Today's Open Source (2024-07-15): AuraFlow, 6.8B Stream-based Open-Source Text-to-Image Model
Open-source AI models disrupting vision, language, and search: AuraFlow text-to-image generation, MambaVision hybrid vision backbone, PDF-Extract-Kit toolkit, STORM knowledge curation, BM25S fast lexi
Here are some interesting AI open-source models and frameworks I discovered today.
Project: AuraFlow
AuraFlow v0.1 is a fully open-source stream-based text-to-image generation model developed by the Fal team. It excels in prompt adherence.
AuraFlow improves MMDIT by replacing most MMDIT layers with a single large DiT block, enhancing computational efficiency. The optimal model structure with a width-to-length ratio of 20-100 was found, resulting in a model with 6.8B parameters.
This model achieved state-of-the-art results on GenEval and is in the testing phase. It is currently supported by ComfyUI and Diffusers.
https://huggingface.co/fal/AuraFlow
Project: MambaVision
MambaVision is a hybrid Mamba-Transformer vision backbone network implemented in PyTorch.
It enhances global context modeling with hybrid blocks in a symmetrical path, achieving new SOTA Pareto frontier performance in Top-1 accuracy and throughput.
MambaVision features a hierarchical architecture combining self-attention and hybrid blocks, supports any image resolution, and offers various pre-trained models.

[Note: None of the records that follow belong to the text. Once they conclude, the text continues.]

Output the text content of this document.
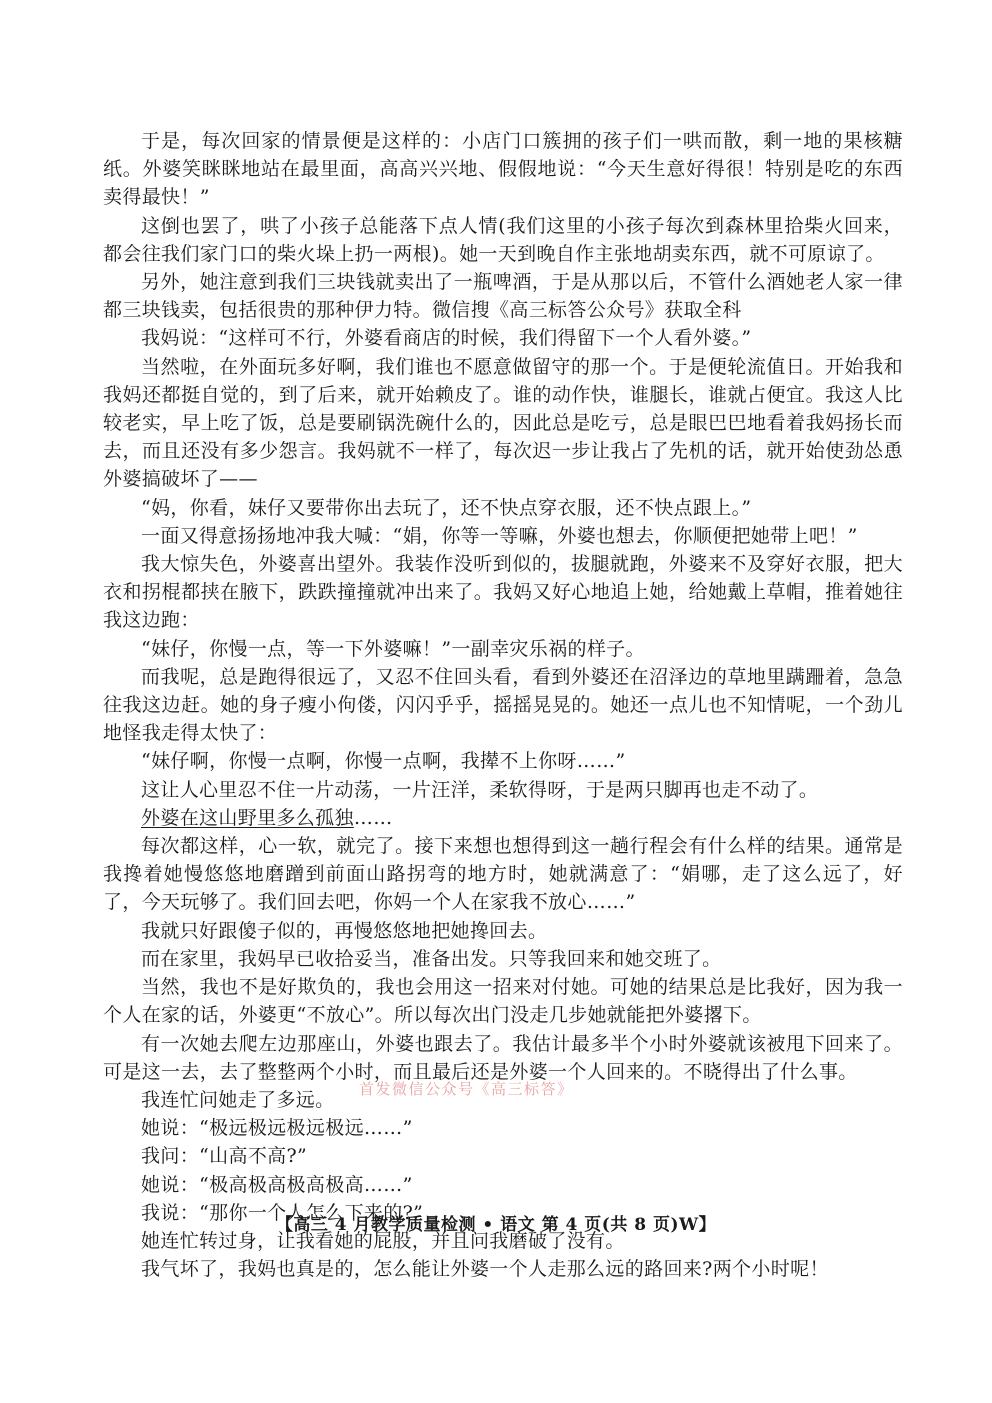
于是，每次回家的情景便是这样的：小店门口簇拥的孩子们一哄而散，剩一地的果核糖纸。外婆笑眯眯地站在最里面，高高兴兴地、假假地说：“今天生意好得很！特别是吃的东西卖得最快！”

这倒也罢了，哄了小孩子总能落下点人情(我们这里的小孩子每次到森林里拾柴火回来，都会往我们家门口的柴火垛上扔一两根)。她一天到晚自作主张地胡卖东西，就不可原谅了。

另外，她注意到我们三块钱就卖出了一瓶啤酒，于是从那以后，不管什么酒她老人家一律都三块钱卖，包括很贵的那种伊力特。微信搜《高三标答公众号》获取全科

我妈说：“这样可不行，外婆看商店的时候，我们得留下一个人看外婆。”

当然啦，在外面玩多好啊，我们谁也不愿意做留守的那一个。于是便轮流值日。开始我和我妈还都挺自觉的，到了后来，就开始赖皮了。谁的动作快，谁腿长，谁就占便宜。我这人比较老实，早上吃了饭，总是要刷锅洗碗什么的，因此总是吃亏，总是眼巴巴地看着我妈扬长而去，而且还没有多少怨言。我妈就不一样了，每次迟一步让我占了先机的话，就开始使劲怂恿外婆搞破坏了——

“妈，你看，妹仔又要带你出去玩了，还不快点穿衣服，还不快点跟上。”

一面又得意扬扬地冲我大喊：“娟，你等一等嘛，外婆也想去，你顺便把她带上吧！”

我大惊失色，外婆喜出望外。我装作没听到似的，拔腿就跑，外婆来不及穿好衣服，把大衣和拐棍都挟在腋下，跌跌撞撞就冲出来了。我妈又好心地追上她，给她戴上草帽，推着她往我这边跑：

“妹仔，你慢一点，等一下外婆嘛！”一副幸灾乐祸的样子。

而我呢，总是跑得很远了，又忍不住回头看，看到外婆还在沼泽边的草地里蹒跚着，急急往我这边赶。她的身子瘦小佝偻，闪闪乎乎，摇摇晃晃的。她还一点儿也不知情呢，一个劲儿地怪我走得太快了：

“妹仔啊，你慢一点啊，你慢一点啊，我撵不上你呀……”

这让人心里忍不住一片动荡，一片汪洋，柔软得呀，于是两只脚再也走不动了。

外婆在这山野里多么孤独……

每次都这样，心一软，就完了。接下来想也想得到这一趟行程会有什么样的结果。通常是我搀着她慢悠悠地磨蹭到前面山路拐弯的地方时，她就满意了：“娟哪，走了这么远了，好了，今天玩够了。我们回去吧，你妈一个人在家我不放心……”

我就只好跟傻子似的，再慢悠悠地把她搀回去。

而在家里，我妈早已收拾妥当，准备出发。只等我回来和她交班了。

当然，我也不是好欺负的，我也会用这一招来对付她。可她的结果总是比我好，因为我一个人在家的话，外婆更“不放心”。所以每次出门没走几步她就能把外婆撂下。

有一次她去爬左边那座山，外婆也跟去了。我估计最多半个小时外婆就该被甩下回来了。可是这一去，去了整整两个小时，而且最后还是外婆一个人回来的。不晓得出了什么事。

我连忙问她走了多远。

她说：“极远极远极远极远……”

我问：“山高不高?”

她说：“极高极高极高极高……”

我说：“那你一个人怎么下来的?”

她连忙转过身，让我看她的屁股，并且问我磨破了没有。

我气坏了，我妈也真是的，怎么能让外婆一个人走那么远的路回来?两个小时呢！

首发微信公众号《高三标答》
【高三 4 月教学质量检测 • 语文 第 4 页(共 8 页)W】
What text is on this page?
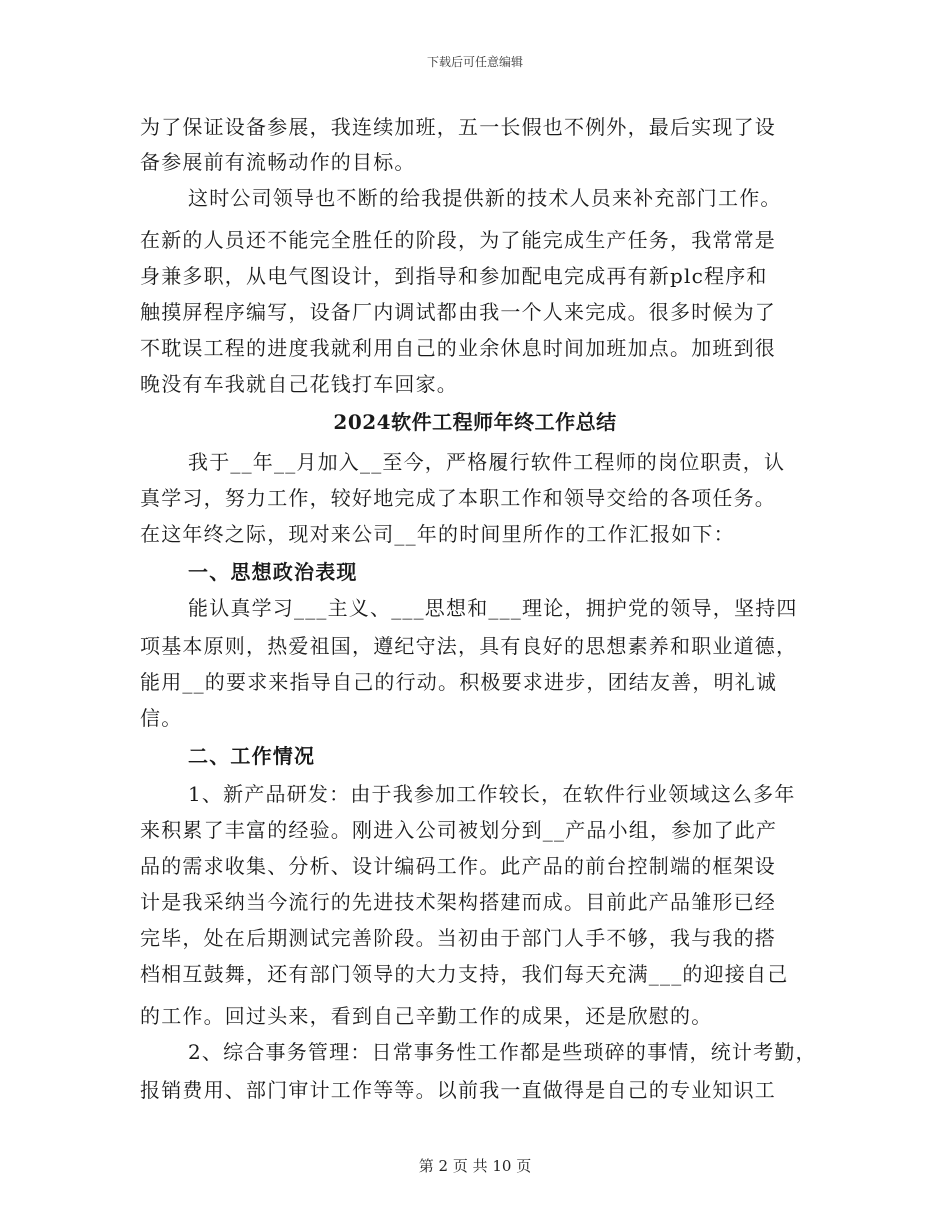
下载后可任意编辑
为了保证设备参展，我连续加班，五一长假也不例外，最后实现了设
备参展前有流畅动作的目标。
这时公司领导也不断的给我提供新的技术人员来补充部门工作。
在新的人员还不能完全胜任的阶段，为了能完成生产任务，我常常是
身兼多职，从电气图设计，到指导和参加配电完成再有新plc程序和
触摸屏程序编写，设备厂内调试都由我一个人来完成。很多时候为了
不耽误工程的进度我就利用自己的业余休息时间加班加点。加班到很
晚没有车我就自己花钱打车回家。
2024软件工程师年终工作总结
我于__年__月加入__至今，严格履行软件工程师的岗位职责，认
真学习，努力工作，较好地完成了本职工作和领导交给的各项任务。
在这年终之际，现对来公司__年的时间里所作的工作汇报如下：
一、思想政治表现
能认真学习___主义、___思想和___理论，拥护党的领导，坚持四
项基本原则，热爱祖国，遵纪守法，具有良好的思想素养和职业道德，
能用__的要求来指导自己的行动。积极要求进步，团结友善，明礼诚
信。
二、工作情况
1、新产品研发：由于我参加工作较长，在软件行业领域这么多年
来积累了丰富的经验。刚进入公司被划分到__产品小组，参加了此产
品的需求收集、分析、设计编码工作。此产品的前台控制端的框架设
计是我采纳当今流行的先进技术架构搭建而成。目前此产品雏形已经
完毕，处在后期测试完善阶段。当初由于部门人手不够，我与我的搭
档相互鼓舞，还有部门领导的大力支持，我们每天充满___的迎接自己
的工作。回过头来，看到自己辛勤工作的成果，还是欣慰的。
2、综合事务管理：日常事务性工作都是些琐碎的事情，统计考勤，
报销费用、部门审计工作等等。以前我一直做得是自己的专业知识工
第 2 页 共 10 页
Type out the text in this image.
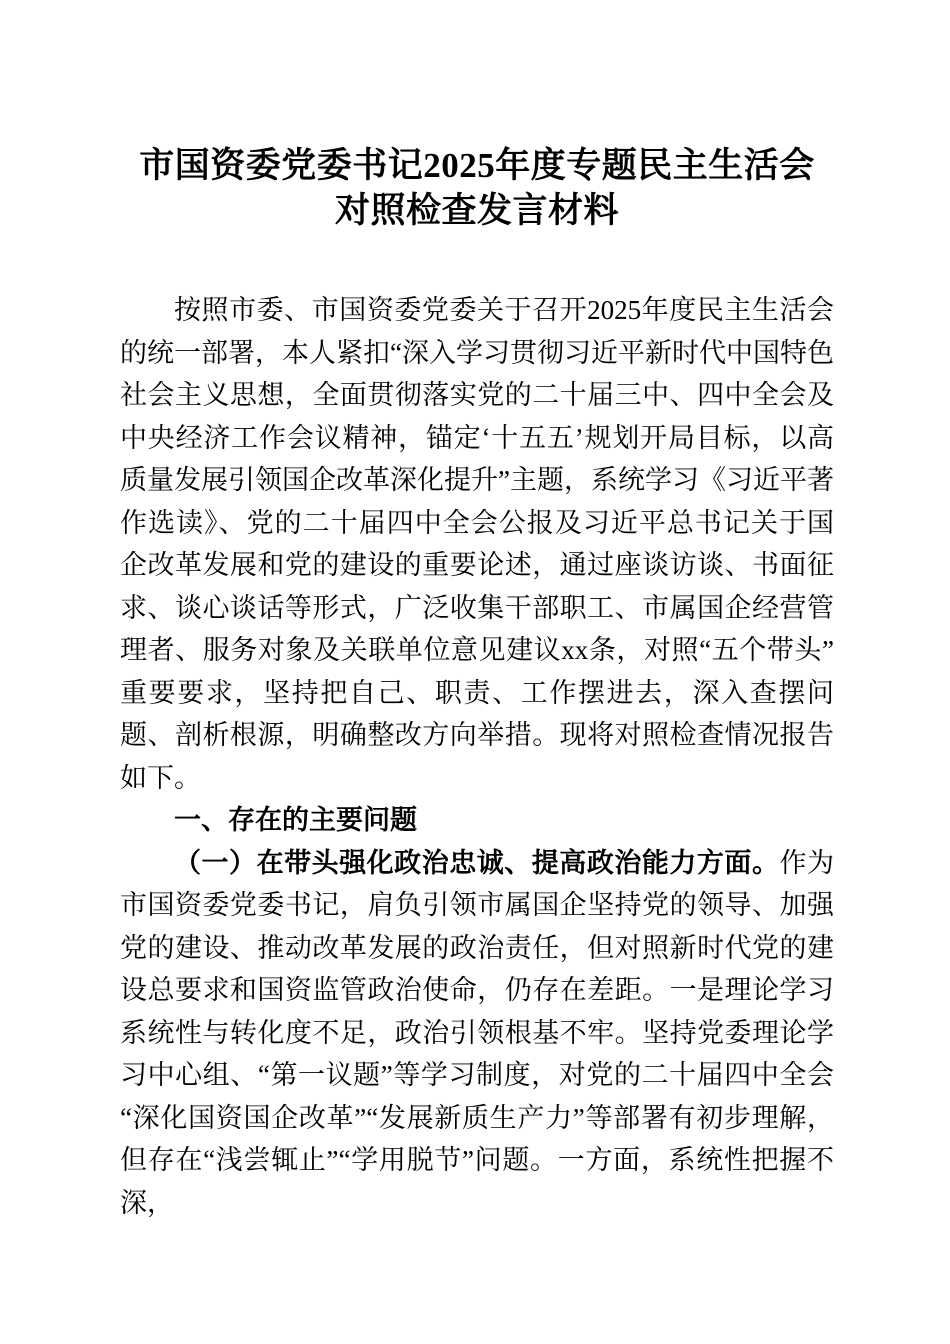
市国资委党委书记2025年度专题民主生活会
对照检查发言材料

按照市委、市国资委党委关于召开2025年度民主生活会的统一部署，本人紧扣“深入学习贯彻习近平新时代中国特色社会主义思想，全面贯彻落实党的二十届三中、四中全会及中央经济工作会议精神，锚定‘十五五’规划开局目标，以高质量发展引领国企改革深化提升”主题，系统学习《习近平著作选读》、党的二十届四中全会公报及习近平总书记关于国企改革发展和党的建设的重要论述，通过座谈访谈、书面征求、谈心谈话等形式，广泛收集干部职工、市属国企经营管理者、服务对象及关联单位意见建议xx条，对照“五个带头”重要要求，坚持把自己、职责、工作摆进去，深入查摆问题、剖析根源，明确整改方向举措。现将对照检查情况报告如下。

一、存在的主要问题

（一）在带头强化政治忠诚、提高政治能力方面。作为市国资委党委书记，肩负引领市属国企坚持党的领导、加强党的建设、推动改革发展的政治责任，但对照新时代党的建设总要求和国资监管政治使命，仍存在差距。一是理论学习系统性与转化度不足，政治引领根基不牢。坚持党委理论学习中心组、“第一议题”等学习制度，对党的二十届四中全会“深化国资国企改革”“发展新质生产力”等部署有初步理解，但存在“浅尝辄止”“学用脱节”问题。一方面，系统性把握不深，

https://arxiv.org/abs/2407.08083
https://github.com/nvlabs/mambavision
Project: PDF-Extract-Kit
PDF-Extract-Kit is a high-quality toolkit for extracting content from PDFs.
It breaks down PDF content extraction into multiple components, including layout detection, formula detection, formula recognition, and optical character recognition.
Using LayoutLMv3 for area detection, YOLOv8 for formula detection, UniMERNet for formula recognition, and PaddleOCR for text recognition, PDF-Extract-Kit achieves precise detection in various document types.
https://github.com/opendatalab/PDF-Extract-Kit
Project: STORM
STORM, developed by Stanford University, is an LLM-driven knowledge integration system for writing Wikipedia-like articles from scratch.
It can research specific topics and generate complete reports with citations. STORM's core functions are divided into two stages: prewriting and writing.
In the prewriting stage, the system gathers references and creates an outline through internet research. In the writing stage, it uses the outline and references to generate the full article with citations.
STORM can handle single topics or batch datasets and offers automated evaluation for both outline and article quality.
https://arxiv.org/abs/2402.14207
https://github.com/stanford-oval/storm
Project: BM25S
BM25S is a super-fast BM25 library implemented in pure Python, utilizing Scipy sparse matrices for storing precomputed document scores.
It aims to improve query scoring speed, offering performance improvements in single-threaded environments compared to popular libraries like Elasticsearch.
BM25 is a widely used text retrieval ranking function and a core component of search services.
https://arxiv.org/abs/2407.03618
https://github.com/xhluca/bm25s
Project: Phi3V-Finetuning
Phi3V-Finetuning is a parameter-efficient finetuning script for Microsoft's powerful multimodal language model Phi-3-vision.
This project supports training on mixed NLP and vision-language data, offering various configurations and options for flexible finetuning.